Anggota baru teater berbasis kampus itu, sebagaimana lazimnya anggota baru ditempat lain, tentu memiliki segudang harapan dan cita-cita. Kebanyakan dan celakanya ini yang paling sering ditemukan adalah keinginan untuk menjadi artis (baca:seleb dari Celebrity dalam Bahasa Inggris).
Sebetulnya keinginan serupa itu bukanlah sesuatu yang salah benar. Hanya saja yang perlu di terang jelaskan kepada siapapun saja yang hendak memasuki wilayah teater, bahwa kerja teater itu bukanlah semata kerja keaktoran belaka. Ada banyak hal yang mesti dipenuhi dalam sebuah ritus produksi pementasan. Disamping aktor sebagai salah satu elemen penunjang pertunjukan, diperlukan pula kehadiran sutradara serta penulis naskah serta tak kurang pentingnya adalah tim produksi yang tugasnya membackup kerja artistik yang dilakukan oleh sutradara, pemain, penulis naskah, pewujud set, peñata rias dan busana serta yang lainnya.
Kehadiran tim produksi dalam sebuah pertunjukan teater mutlak diperlukan, karena beban tim artistik yang demikian padat sangat tidak manusiawi bila masih diberi beban tambahan untuk memikul kerja produksi. Sebagaimana halnya sebuah kendaraan, tim produksi adalah bahan bakar yang memungkinkan kendaraan artistik itu bisa bergerak menuju titik yang dikehendaki. Dalam hal ini tentu saja sebuah pertunjukan teater.

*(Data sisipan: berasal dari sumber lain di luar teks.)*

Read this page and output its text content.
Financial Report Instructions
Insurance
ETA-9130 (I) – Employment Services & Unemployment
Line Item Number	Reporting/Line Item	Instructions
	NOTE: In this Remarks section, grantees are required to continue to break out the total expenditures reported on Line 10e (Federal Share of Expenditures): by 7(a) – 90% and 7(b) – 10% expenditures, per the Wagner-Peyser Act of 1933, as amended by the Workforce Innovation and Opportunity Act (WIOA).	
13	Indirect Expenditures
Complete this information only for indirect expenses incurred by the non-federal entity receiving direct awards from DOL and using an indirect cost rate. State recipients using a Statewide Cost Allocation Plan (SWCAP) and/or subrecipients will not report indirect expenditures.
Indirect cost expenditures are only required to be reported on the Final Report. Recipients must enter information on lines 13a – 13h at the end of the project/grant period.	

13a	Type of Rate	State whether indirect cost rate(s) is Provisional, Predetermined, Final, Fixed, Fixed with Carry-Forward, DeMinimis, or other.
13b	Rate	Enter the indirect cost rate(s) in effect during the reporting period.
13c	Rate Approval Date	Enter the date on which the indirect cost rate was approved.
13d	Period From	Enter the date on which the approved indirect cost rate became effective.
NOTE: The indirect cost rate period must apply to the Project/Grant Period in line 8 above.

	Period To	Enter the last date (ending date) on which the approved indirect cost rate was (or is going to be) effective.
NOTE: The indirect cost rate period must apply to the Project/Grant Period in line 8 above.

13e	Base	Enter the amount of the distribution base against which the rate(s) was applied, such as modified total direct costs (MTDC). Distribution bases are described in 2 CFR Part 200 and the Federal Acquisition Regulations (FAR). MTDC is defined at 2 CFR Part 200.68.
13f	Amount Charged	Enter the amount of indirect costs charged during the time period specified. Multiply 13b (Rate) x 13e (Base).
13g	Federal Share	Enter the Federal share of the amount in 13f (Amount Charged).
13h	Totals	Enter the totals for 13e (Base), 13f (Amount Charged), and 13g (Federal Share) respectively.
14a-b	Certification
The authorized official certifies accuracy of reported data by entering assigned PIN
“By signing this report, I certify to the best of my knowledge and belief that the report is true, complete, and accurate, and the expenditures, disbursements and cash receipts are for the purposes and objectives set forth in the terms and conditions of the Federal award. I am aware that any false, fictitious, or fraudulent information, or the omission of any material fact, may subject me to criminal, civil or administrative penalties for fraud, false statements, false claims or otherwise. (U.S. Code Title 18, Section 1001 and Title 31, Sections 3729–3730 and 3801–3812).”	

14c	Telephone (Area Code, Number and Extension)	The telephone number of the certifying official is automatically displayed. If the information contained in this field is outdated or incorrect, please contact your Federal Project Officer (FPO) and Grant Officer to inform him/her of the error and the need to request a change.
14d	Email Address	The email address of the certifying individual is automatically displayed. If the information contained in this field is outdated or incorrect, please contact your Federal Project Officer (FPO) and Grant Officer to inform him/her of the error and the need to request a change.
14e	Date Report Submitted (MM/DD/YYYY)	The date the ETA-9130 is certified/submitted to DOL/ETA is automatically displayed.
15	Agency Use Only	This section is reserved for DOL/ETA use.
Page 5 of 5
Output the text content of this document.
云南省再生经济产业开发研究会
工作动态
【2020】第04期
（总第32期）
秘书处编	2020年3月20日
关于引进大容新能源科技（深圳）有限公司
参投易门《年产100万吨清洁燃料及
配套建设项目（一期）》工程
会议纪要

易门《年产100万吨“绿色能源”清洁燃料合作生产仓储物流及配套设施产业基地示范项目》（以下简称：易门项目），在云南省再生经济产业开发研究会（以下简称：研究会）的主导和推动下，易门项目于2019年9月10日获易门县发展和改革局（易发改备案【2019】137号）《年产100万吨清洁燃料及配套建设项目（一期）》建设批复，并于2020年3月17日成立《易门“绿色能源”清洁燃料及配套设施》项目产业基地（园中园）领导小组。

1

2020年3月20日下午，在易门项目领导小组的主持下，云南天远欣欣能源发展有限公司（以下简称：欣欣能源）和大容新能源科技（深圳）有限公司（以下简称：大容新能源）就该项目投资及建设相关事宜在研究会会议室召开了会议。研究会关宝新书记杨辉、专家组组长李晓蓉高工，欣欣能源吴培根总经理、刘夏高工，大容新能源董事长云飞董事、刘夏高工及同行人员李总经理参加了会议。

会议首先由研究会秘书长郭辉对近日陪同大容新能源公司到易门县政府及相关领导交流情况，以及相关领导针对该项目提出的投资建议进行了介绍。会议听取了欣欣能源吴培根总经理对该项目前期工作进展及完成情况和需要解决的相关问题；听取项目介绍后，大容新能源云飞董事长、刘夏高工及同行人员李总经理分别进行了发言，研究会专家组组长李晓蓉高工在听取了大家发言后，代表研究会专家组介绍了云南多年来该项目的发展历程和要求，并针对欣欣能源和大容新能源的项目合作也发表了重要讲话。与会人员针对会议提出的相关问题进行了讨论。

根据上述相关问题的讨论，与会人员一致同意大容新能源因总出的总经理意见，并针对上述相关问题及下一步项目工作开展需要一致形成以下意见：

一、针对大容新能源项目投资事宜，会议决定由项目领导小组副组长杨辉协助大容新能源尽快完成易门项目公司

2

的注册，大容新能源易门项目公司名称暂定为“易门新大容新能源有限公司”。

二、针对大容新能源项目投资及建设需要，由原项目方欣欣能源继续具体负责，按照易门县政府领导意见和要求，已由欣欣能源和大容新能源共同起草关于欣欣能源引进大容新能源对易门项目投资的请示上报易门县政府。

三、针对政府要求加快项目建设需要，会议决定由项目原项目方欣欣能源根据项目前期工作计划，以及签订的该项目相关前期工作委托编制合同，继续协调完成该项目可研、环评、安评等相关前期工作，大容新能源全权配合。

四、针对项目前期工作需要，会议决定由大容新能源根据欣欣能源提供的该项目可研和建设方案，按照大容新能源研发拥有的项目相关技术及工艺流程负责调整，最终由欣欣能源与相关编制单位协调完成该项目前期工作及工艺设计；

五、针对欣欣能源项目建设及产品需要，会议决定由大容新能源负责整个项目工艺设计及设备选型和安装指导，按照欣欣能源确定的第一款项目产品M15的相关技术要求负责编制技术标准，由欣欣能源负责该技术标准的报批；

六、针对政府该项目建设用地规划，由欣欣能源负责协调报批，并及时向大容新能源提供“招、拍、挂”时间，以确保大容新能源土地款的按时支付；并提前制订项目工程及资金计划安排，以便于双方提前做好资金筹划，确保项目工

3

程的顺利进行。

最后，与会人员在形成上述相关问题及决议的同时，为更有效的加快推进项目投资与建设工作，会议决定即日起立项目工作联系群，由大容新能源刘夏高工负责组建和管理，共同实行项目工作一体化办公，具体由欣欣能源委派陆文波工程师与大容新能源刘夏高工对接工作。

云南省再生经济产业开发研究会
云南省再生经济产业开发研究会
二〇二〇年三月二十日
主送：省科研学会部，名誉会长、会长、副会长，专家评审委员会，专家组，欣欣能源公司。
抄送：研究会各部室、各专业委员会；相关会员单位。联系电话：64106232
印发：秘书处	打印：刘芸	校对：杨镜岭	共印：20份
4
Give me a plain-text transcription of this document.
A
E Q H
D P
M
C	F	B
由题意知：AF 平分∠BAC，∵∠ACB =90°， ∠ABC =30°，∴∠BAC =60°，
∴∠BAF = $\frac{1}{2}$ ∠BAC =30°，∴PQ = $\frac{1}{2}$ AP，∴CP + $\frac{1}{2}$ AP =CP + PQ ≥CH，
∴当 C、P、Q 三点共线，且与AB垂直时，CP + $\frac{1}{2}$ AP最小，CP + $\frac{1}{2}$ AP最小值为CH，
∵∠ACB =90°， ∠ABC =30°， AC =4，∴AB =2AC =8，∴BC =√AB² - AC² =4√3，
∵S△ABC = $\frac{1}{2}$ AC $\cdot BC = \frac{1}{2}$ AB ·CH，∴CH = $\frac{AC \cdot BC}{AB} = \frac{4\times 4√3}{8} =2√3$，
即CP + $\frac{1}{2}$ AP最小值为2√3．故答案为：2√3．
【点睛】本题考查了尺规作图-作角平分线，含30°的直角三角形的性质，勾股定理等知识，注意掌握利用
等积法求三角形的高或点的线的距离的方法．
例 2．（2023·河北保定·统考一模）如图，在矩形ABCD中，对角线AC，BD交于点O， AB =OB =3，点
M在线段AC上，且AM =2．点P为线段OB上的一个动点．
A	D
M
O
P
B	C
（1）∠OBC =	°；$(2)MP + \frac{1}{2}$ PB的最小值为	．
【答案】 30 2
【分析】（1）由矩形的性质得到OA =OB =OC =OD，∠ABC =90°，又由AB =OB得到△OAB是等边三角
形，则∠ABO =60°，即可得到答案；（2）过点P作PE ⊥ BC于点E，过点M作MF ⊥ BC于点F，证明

Akan halnya cita-cita menjadi aktor itu tentu bukanlah sesuatu yang boleh kita pandang sebelah mata, mengingat daya tarik aktor yang utama adalah saat ia berdiri diatas pentas dan mengekspresikan dirinya melalui muatan dialog yang terkandung disetiap naskah.
Beberapa tahun silam, sayapun mungkin ada dalam jebakan pemahaman serupa itu. Membayangkan diri menjadi actor dan bermain dalam sekian karakter untuk memuaskan ego artistic saya sembari diamdiam mencatat setiap tepukan usai permainan. Sampai tahuntahun dimana saya mengasingkan diri dari gebyar panggung, paranoia tepukan itu masih menggelisahkan tidur malamku. Sampai beberapa tahun kemudian aku masih merinding mendengar tepukan yang mencandu itu.
Hari ini, didepan adikadik yang dengan antusiasme tertentu mencoba memasuki dunia panggung teater melalui Unit Kegiatan Mahasiswa di Kampusnya masing-masing dengan berduyunduyun, tibatiba aku merasakan merinding yang lain lagi. Aku seperti disadarkan waktu, bahwa melalui teater seharusnya kita bisa menjadi lebih peka dan dewasa menyikapi hidup ini. Meski sampai saat kutorehkan catatan ini, ruang diskusi di benak kita belum usai membincangkan ukuran kedewasaan itu dalam satu titik temu.